At the keynote NVIDIA presented RTX Spark not as a one-off product but as the first generation of a permanent PC product family, with a desktop, laptop and workstation planned for each future architecture generation. The company showed a multi-generation roadmap on stage that extends beyond the current Grace Blackwell parts.[8][9]
The following roadmap reflects forward-looking statements and dates that NVIDIA presented as plans; the future generations are not shipping products, and details are subject to change.
| Generation | CPU + GPU architecture | Memory | Reported timeframe |
|---|---|---|---|
| RTX Spark (current) | Grace + Blackwell | LPDDR5X | 2026 |
| Vera Rubin Spark | Vera + Rubin (Vera Rubin) | LPDDR6 | 2027 to 2028 |
| Rosa Feynman Spark | Rosa + Feynman | next-generation memory | 2029 to 2030 |
NVIDIA's roadmap pairs each future client Spark with the corresponding generation of its broader platform, so the consumer parts track the same Vera Rubin and Rosa Feynman names NVIDIA uses for its data-center and workstation systems, including the move to LPDDR6 memory in the Vera Rubin generation. Press outlets reported slightly different exact years for the later parts because NVIDIA's slide listed them as windows rather than single dates, which is why the table above gives ranges.[8][9][10]
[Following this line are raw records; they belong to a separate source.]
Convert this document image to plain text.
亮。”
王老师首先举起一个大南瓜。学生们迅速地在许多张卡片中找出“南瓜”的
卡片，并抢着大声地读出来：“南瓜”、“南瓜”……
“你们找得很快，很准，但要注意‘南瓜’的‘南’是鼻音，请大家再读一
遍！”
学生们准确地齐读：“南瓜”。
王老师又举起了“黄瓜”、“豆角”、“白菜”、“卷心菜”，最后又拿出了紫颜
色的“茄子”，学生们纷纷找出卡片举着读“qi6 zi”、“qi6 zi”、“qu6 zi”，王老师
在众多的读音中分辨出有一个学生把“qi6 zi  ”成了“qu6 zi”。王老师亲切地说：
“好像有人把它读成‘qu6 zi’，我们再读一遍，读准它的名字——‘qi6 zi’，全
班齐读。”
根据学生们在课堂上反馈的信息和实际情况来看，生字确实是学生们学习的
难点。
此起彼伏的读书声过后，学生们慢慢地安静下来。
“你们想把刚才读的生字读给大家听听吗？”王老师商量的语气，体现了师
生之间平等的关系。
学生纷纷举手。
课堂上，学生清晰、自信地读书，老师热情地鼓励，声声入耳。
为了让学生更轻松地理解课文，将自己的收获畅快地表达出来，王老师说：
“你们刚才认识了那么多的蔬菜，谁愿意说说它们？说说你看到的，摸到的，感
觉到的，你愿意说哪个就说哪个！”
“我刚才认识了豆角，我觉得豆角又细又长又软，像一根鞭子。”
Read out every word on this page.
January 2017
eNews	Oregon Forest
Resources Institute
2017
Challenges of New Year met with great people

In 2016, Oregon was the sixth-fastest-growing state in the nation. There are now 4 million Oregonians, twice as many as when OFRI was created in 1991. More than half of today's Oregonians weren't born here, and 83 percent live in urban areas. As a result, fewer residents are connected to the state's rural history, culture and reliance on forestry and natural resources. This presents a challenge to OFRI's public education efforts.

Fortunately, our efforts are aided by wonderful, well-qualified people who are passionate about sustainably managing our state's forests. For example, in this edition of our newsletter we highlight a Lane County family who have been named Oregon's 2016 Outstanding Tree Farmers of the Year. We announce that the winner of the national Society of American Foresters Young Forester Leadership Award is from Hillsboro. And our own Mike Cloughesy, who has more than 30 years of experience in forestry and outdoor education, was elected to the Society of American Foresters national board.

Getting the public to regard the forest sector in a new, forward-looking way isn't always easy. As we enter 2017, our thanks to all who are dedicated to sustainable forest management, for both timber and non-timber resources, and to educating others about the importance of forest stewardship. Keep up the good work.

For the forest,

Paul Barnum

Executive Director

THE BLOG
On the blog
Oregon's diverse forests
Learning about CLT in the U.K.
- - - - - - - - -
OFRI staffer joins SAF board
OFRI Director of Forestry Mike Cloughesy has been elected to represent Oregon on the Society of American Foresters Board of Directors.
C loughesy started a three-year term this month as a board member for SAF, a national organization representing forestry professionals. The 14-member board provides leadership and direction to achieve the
RTX Spark marks NVIDIA's most direct entry into the mainstream Windows PC processor market, a space long dominated by AMD and Intel x86 chips and, more recently, by Arm-based parts from Qualcomm. By combining a custom Grace Arm CPU with its own Blackwell GPU and a unified-memory design, NVIDIA is applying the architectural approach behind its data-center success to consumer hardware, and pairing it with Microsoft's Windows roadmap to push a vision of the PC as a local agentic AI platform. Commentators also compared the unified CPU-GPU-memory design to Apple silicon, while noting that NVIDIA's stated multi-generation commitment is meant to signal that the effort is durable rather than a single experiment.[1][4][8]